Au niveau fédéral, la Chambre des représentants, désormais à majorité républicaine, vient de voter le Parents Bill of Rights, un texte qui renforce l'implication des parents dans l'éducation de leurs enfants et contient de nombreuses dispositions «anti-trans». S'il apparaît évident que le texte ne parviendra pas à être voté au Sénat, il symbolise l'unité du Parti républicain autour de cette bataille culturelle alimentée par un salmigondis anti-woke se traduisant par des mesures particulièrement hostiles aux libertés des minorités.

Ainsi, dans la Bible Belt, les soins de transition accordés aux jeunes trans sont désormais criminalisés ou en passe de l'être. Ce mouvement s'étend progressivement aux autres États dominés par le Parti républicain.

L'exode vers les côtes

«Parfois, les gens veulent simplement savoir s'il existe un État plus sûr dans lequel ils peuvent déménager. J'ai créé la carte des risques législatifs dans le but précis de répondre à cette question.» Sur son blog, l'activiste Erin Reed explique les raisons qui l'ont poussée à documenter de manière exhaustive les très nombreuses propositions de loi qui menacent les droits des personnes trans aux États-Unis.

Sur sa carte, la Bible Belt apparaît en rouge écarlate. Cette zone, qui couvre entre autres les États du sud tels que le Texas, l'Arkansas, la Louisiane, le Mississippi, l'Alabama, la Géorgie ou encore la Floride cristallise le poids du ressentiment religieux à l'égard de la transidentité.

Dans l'État du Texas, le discours du lieutenant-gouverneur Dan Patrick a donné le ton sur les priorités de la session législative 2023: rappelant que «la tradition veut que les numéros des propositions de loi 1 à 20 indiquent les priorités du lieutenant-gouverneur et du Sénat», le numéro 2 de l'exécutif texan a présenté un ensemble de trente propositions de loi introduites au Sénat. La Senate Bill 14 vise à interdire les soins de transition aux moins de 18 ans, la Senate Bill 12 à interdire les «drag shows» en présence d'enfants et la Senate Bill 15 à exclure les jeunes trans des compétitions sportives scolaires.

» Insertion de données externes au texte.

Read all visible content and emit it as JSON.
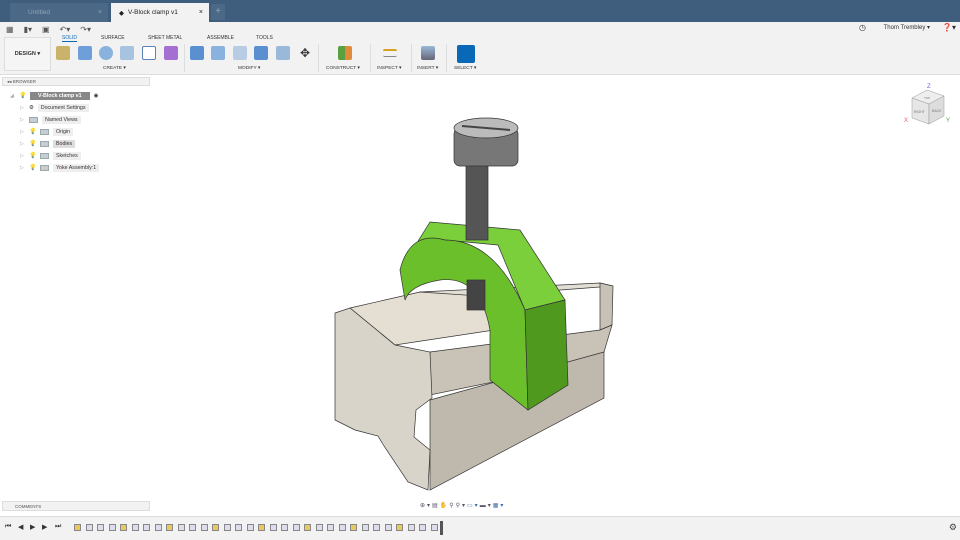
{
  "tabs": [
    {
      "label": "Untitled",
      "active": false
    },
    {
      "label": "V-Block clamp v1",
      "active": true
    }
  ],
  "user": "Thom Trembley ▾",
  "workspace": "DESIGN ▾",
  "ribbon_tabs": [
    "SOLID",
    "SURFACE",
    "SHEET METAL",
    "ASSEMBLE",
    "TOOLS"
  ],
  "groups": {
    "create": "CREATE ▾",
    "modify": "MODIFY ▾",
    "construct": "CONSTRUCT ▾",
    "inspect": "INSPECT ▾",
    "insert": "INSERT ▾",
    "select": "SELECT ▾"
  },
  "browser": {
    "title": "BROWSER",
    "root": "V-Block clamp v1",
    "items": [
      "Document Settings",
      "Named Views",
      "Origin",
      "Bodies",
      "Sketches",
      "Yoke Assembly:1"
    ]
  },
  "comments": "COMMENTS",
  "viewcube": {
    "top": "TOP",
    "right": "RIGHT",
    "back": "BACK",
    "x": "X",
    "y": "Y",
    "z": "Z"
  },
  "colors": {
    "titlebar": "#3f5d7c",
    "accent": "#0a69b7",
    "yoke": "#6bbf2a",
    "block": "#d8d3c8"
  }
}
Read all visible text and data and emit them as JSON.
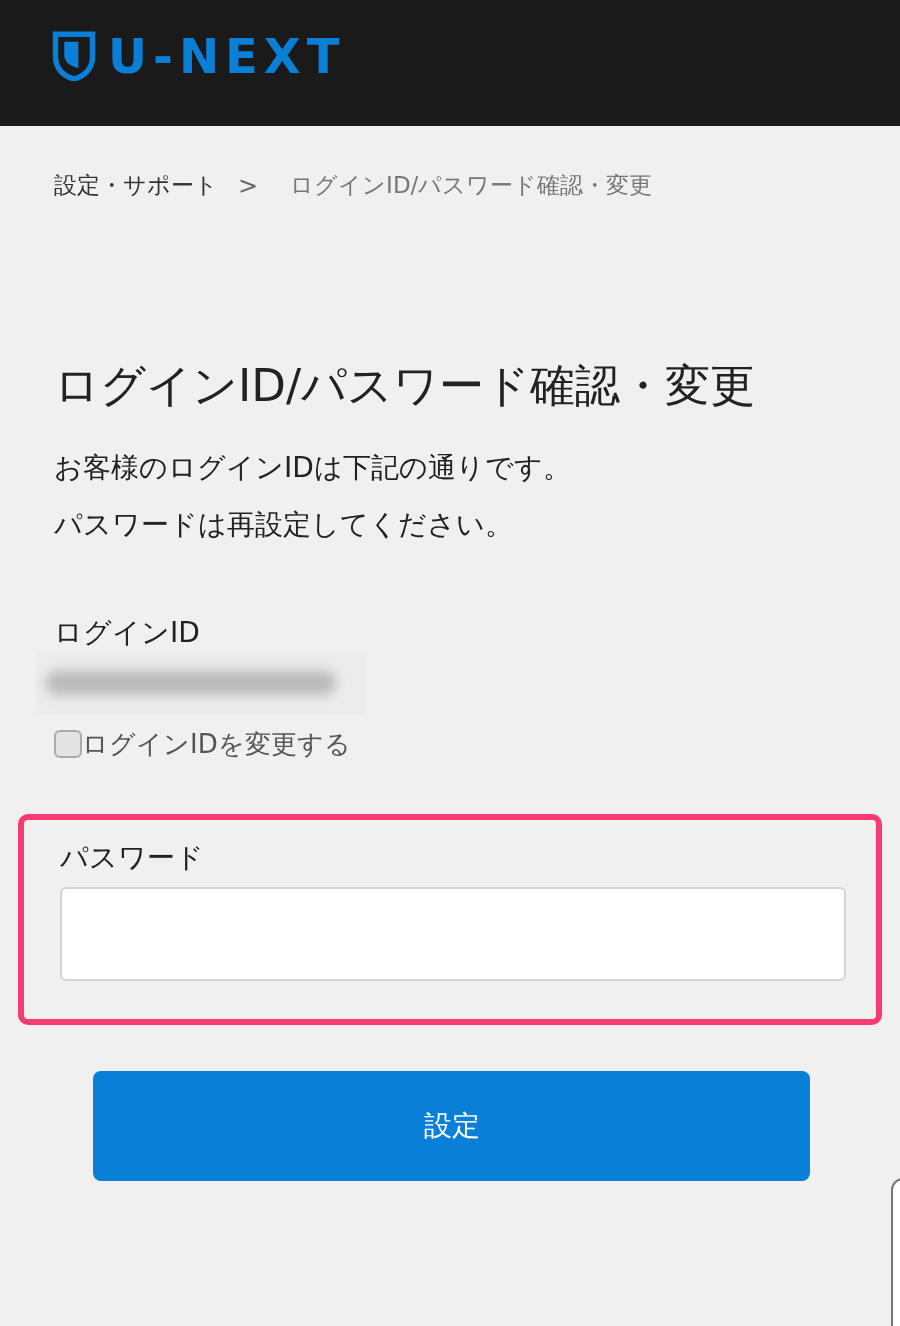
{
  "header": {
    "logo": "U-NEXT"
  },
  "breadcrumb": [
    {
      "label": "設定・サポート",
      "current": false
    },
    {
      "label": "ログインID/パスワード確認・変更",
      "current": true
    }
  ],
  "breadcrumb_separator": ">",
  "title": "ログインID/パスワード確認・変更",
  "description": [
    "お客様のログインIDは下記の通りです。",
    "パスワードは再設定してください。"
  ],
  "login_id": {
    "label": "ログインID"
  },
  "change_login_id": {
    "label": "ログインIDを変更する",
    "checked": false
  },
  "password": {
    "label": "パスワード",
    "highlighted": true
  },
  "submit_button": "設定"
}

Certaines familles n'ont pas attendu le vote de ces lois pour fuir: la chaîne Spectrum News 1 parle ainsi du cas de Suzanne et Peter Sanders, qui ont fait le choix de l'exode pour protéger leur fille trans de 11 ans. La famille Sanders a choisi l'Oregon, un État de la côte ouest situé entre l'État de Washington et celui de Californie. À l'instar des deux États limitrophes, l'Oregon est un État particulièrement protecteur pour les personnes trans.

Témoignant pour Spectrum News 1, le président de l'association Equality Texas, Ricardo Martinez, évoque l'exode d'une quinzaine de familles, contraintes au départ pour se protéger d'une législation devenue hostile. Dans les États du sud supérieur, la situation est la même: dans le Kentucky, une déferlante de propositions de loi sévit depuis plus de quatre ans.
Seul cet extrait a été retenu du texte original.